A Câmara dos Deputados aprovou recentemente o Projeto de Lei 5.829/19, conhecido como o Marco Legal da Geração Distribuída Solar, que segue agora para votação no Senado. O texto traz mudanças legislativas que visam regulamentar o setor para além das resoluções administrativas promulgadas até agora pela Agência Nacional de Energia Elétrica (Aneel).
É uma importante movimentação do Legislativo brasileiro, entendendo que, desde 2012, os consumidores que desejam se beneficiar de geração própria de energia vinham se apoiando na Resolução Normativa Aneel 482/2012, que trouxe importantes definições e procedimentos a serem adotados pelas distribuidoras de energia a fim de viabilizar a chamada geração distribuída. Mas essa “regulamentação” ainda carregava inseguranças jurídicas e lacunas em alguns pontos, que justificavam e justificam ainda o pleito do setor por um Marco Legal.
Como alguém que atua no segmento, entendo que o ponto mais importante desse PL é que, como Marco Legal, garantirá maior segurança jurídica para o setor. Embora até o momento se opere no Brasil com base em uma resolução normativa da Aneel, que estabeleceu importantes parâmetros a serem seguidos, a mesma não tem poder de uma lei e, portanto, está suscetível a alterações a qualquer momento sem obrigatoriedade de se seguir o processo legislativo.
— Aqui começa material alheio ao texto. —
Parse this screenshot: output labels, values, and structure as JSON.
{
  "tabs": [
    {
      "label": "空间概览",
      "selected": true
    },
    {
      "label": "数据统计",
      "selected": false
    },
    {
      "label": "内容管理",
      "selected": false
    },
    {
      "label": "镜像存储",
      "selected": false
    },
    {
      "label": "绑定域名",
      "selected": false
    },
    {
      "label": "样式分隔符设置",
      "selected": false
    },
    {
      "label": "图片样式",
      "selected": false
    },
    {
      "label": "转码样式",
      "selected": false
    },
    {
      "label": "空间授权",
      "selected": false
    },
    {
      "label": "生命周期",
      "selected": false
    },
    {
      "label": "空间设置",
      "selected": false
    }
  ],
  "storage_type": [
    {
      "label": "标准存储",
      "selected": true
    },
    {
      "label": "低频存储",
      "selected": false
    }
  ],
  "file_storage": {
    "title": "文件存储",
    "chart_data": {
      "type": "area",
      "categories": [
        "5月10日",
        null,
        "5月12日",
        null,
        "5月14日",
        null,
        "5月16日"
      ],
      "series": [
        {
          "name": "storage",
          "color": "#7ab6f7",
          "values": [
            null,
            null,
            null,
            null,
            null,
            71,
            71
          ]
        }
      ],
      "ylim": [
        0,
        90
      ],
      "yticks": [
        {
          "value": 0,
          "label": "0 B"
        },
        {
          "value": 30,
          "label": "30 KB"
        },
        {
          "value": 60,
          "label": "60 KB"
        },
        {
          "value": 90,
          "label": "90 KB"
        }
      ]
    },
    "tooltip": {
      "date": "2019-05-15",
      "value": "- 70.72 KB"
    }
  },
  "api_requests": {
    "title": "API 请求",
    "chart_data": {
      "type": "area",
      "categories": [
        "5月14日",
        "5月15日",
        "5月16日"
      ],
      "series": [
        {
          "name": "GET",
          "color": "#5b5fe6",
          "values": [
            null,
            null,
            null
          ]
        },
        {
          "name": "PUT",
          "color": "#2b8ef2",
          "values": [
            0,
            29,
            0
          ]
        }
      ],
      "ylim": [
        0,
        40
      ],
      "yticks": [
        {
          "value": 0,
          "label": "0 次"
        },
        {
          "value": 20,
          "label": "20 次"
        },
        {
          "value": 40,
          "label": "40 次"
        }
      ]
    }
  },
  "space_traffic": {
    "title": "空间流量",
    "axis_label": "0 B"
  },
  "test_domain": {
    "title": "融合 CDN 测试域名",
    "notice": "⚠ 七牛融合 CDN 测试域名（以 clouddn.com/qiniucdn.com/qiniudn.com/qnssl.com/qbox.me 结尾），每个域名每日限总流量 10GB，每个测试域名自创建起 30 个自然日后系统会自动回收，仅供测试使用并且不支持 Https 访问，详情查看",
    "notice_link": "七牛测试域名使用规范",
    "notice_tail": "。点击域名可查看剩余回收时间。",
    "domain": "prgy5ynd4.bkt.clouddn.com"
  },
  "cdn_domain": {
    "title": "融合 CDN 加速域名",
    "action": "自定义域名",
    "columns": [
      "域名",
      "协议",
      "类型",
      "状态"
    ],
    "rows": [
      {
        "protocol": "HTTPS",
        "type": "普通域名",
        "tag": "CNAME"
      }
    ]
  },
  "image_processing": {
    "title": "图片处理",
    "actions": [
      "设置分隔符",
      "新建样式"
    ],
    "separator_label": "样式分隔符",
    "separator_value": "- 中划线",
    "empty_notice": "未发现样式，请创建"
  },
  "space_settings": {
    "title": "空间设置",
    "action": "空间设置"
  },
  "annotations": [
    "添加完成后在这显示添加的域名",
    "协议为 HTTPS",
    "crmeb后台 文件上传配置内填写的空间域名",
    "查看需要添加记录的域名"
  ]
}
Entendo que o ponto mais importante desse PL é que, como Marco Legal, garantirá maior segurança jurídica para o setor.
Apesar da pressão das distribuidoras de energia elétrica sobre o tema e o fato de o debate estar extremamente polarizado (especialmente no que diz respeito ao sistema de compensações e taxação), o texto aprovado sugere uma transição positiva, que não trará grandes rupturas ao setor. Na prática, os consumidores que já têm um sistema fotovoltaico homologado não serão prejudicados e terão os benefícios atuais garantidos até 2045, incluindo novos sistemas que forem aprovados e implementados nos próximos 12 meses, com graduais mudanças nos benefícios após isso. No que tange às bandeiras tarifárias, o PL estabelece que as mesmas incidem somente no consumo ativo faturado e não mais sobre o excedente de energia compensado pela unidade consumidora. É um critério mais justo para o consumidor.
De uma forma geral, o Marco Legal da Geração Distribuída atende vários pedidos das distribuidoras, das empresas atuantes no setor e dos próprios usuários, de forma que tende a ser positivo, tirando grandes entraves do setor. O projeto de lei também inclui a geração distribuída como projeto para fins de infraestrutura – no enquadramento de regras tributárias – e, com isso, é possível emitir debêntures incentivadas como forma de financiar projetos de geração solar, facilitando o funding dos projetos.
A Aneel também assumiu o compromisso de estudar e divulgar os benefícios sistêmicos, um ponto importante do debate com as distribuidoras – entendendo que os benefícios líquidos são maiores para a população geral e não só para os indivíduos com sistemas de geração própria instalados. Segundo a nova regra, isso será abatido dos custos a serem pagos pelos microgeradores, e pode ser uma porta de entrada para um critério justo – basta saber se isto será de fato cumprido e apresentado pela Aneel.
Apesar das mudanças positivas, acredito que perdemos algumas oportunidades em emendas, como a que tratava sobre a destinação de recursos da Conta de Desenvolvimento Energético (CDE) para financiamento de famílias de baixa renda ou dava regras diferentes para famílias cuja conta de energia comprometer porcentual acima de 10% do orçamento familiar. Essa possibilidade trataria das pessoas com dor social em um ponto de equidade, oferecendo um tratamento diferenciado para quem precisa. Deveria ter prosperado, mas foi rejeitado.
No geral, entendo (e ressalto) que a geração solar é boa tanto para o bolso da população como para o meio ambiente, o que por si só é motivo para que a mesma seja incentivada, e não freada – ainda mais em um momento sensível da energia elétrica tradicional como o que vivemos agora, com o custo da energia atingindo patamares nunca antes alcançados.
No todo, o balanço é positivo frente à expectativa de uma ruptura grande para o setor, que não veio com a lei. A partir de agora, é construir e solidificar esse “meio termo” benéfico para os dois lados, e ver como o setor vai se adaptar e se ajustar.
O movimento para um equilíbrio foi e está sendo feito. Cabe aos consumidores, distribuidoras e atores do setor aproveitar o momento e entender que a energia solar é um investimento relevante, mas que traz consigo diversos benefícios para o meio ambiente e a tão sonhada independência energética acessível a todos os setores e consumidores.
Rodrigo Freire é cofundador e CEO da energytech Holu.